Life is to eratic to be common.

Cassandra
03-03-2004, 04:03 AM
It is common in the same way death is, we all experiance it one way or another. Death is also eratic.

atiguhya padma
03-03-2004, 04:59 AM
I would just like to point out that we haven't experienced death, and we are more likely to be aware of the experience of dying than death.

Everything that we know of had a start and will have an end.

But can you remember starting?:)

Cassandra
03-03-2004, 05:24 AM
Knowledge that we will experiance death is there but it is a very tenuous (sp?) common ground and one I doubt many people could agree on.

Stanislaw
03-03-2004, 10:58 PM
The actual act of birth and death I have realized are common, its like we are the water cycle, we all start off the same, go crazy and are all over the place, and then end the same. Or maybe I am nuts.:D

Cassandra
03-04-2004, 05:48 AM
You should be :)

Sancho
03-04-2004, 10:44 AM
Amuse, reading your post and the rest of this tread, I was reminded of the last few lines of Walt Whitman’s “Leaves of Grass:”


I depart as air—I shake my white locks at the runaway sun;
I effuse my flesh in eddies, and drift it in lacy jags.

I bequeathe myself to the dirt, to grow from the grass I love;
If you want me again, look for me under your boot-soles.

You will hardly know who I am, or what I mean;
But I shall be good health to you nevertheless,
And filter and fibre your blood.

Failing to fetch me at first, keep encouraged;
Missing me one place, search another;
I stop somewhere, waiting for you.

Sancho
03-04-2004, 10:48 AM
It sends chills down my spine to read this and know that he is speaking to us from beyond the grave.

blazeofglory
06-02-2008, 10:01 PM
Truth is inate in everything, in every moment, in every given situation.
True life is tangible not through our minds or our own perceptions but through the Way. We categorize meaning through our own experience and emotions. This is fine but is very constraining to our spiritual growth in The Way. To achieve a True Life we must strive to quiet our minds and often times silence our personal opinions and become open to the moment, strive without striving to become part of that moment and then make the trip into the next.
Get past the books and hype, and so called importance, because ultimately we are all One.
Peace,
Remysf

These are words of wisdom and I agree with you.

Indeed our conditioned minds, or our ideas that are simply gathered through experiences or books can not comprehend the meaning of truth. Of course we must get past all to arrive at truth.

atiguhya padma
06-06-2008, 06:30 AM
These are words of wisdom and I agree with you.

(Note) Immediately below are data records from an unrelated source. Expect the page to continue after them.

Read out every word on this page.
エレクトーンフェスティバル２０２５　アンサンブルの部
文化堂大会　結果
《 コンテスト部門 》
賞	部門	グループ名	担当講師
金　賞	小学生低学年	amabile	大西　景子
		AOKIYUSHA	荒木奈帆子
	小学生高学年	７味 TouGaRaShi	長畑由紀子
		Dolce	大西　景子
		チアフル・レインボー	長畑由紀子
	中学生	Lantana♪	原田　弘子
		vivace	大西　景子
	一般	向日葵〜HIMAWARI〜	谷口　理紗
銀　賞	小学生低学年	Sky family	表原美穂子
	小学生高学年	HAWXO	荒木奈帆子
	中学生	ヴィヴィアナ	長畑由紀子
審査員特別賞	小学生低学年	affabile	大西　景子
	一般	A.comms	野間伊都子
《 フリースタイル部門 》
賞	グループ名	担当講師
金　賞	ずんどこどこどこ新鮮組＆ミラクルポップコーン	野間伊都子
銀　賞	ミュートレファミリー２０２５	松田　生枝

Indeed our conditioned minds, or our ideas that are simply gathered through experiences or books can not comprehend the meaning of truth. Of course we must get past all to arrive at truth.

Including the concept of truth?

blazeofglory
06-20-2008, 08:40 PM
Including the concept of truth?

Indeed the concept of truth is likened to the concept of a glass of water unless you drink you ca not satisfy your thirst. This validates the fact that truth is not the concept but truth only.

JBI
06-20-2008, 08:47 PM
Emily Dickinson pretty much summed it up here:

I never saw a Moor —
I never saw the Sea —
Yet know I how the Heather looks
And what a Billow be.

I never spoke with God
Nor visited in Heaven —
Yet certain am I of the spot
As if the Checks were given —

No, I do not believe in god, or in Heaven, but I don't think she does either, at least in this way.

blazeofglory
06-21-2008, 09:44 PM
Emily Dickinson pretty much summed it up here:

I never saw a Moor —
I never saw the Sea —
Yet know I how the Heather looks
And what a Billow be.

I never spoke with God
Nor visited in Heaven —
Yet certain am I of the spot
As if the Checks were given —

No, I do not believe in god, or in Heaven, but I don't think she does either, at least in this way.

A beautiful poem. And that is why poets are an inch closer to God and they reach where ordinary ones think inaccessible.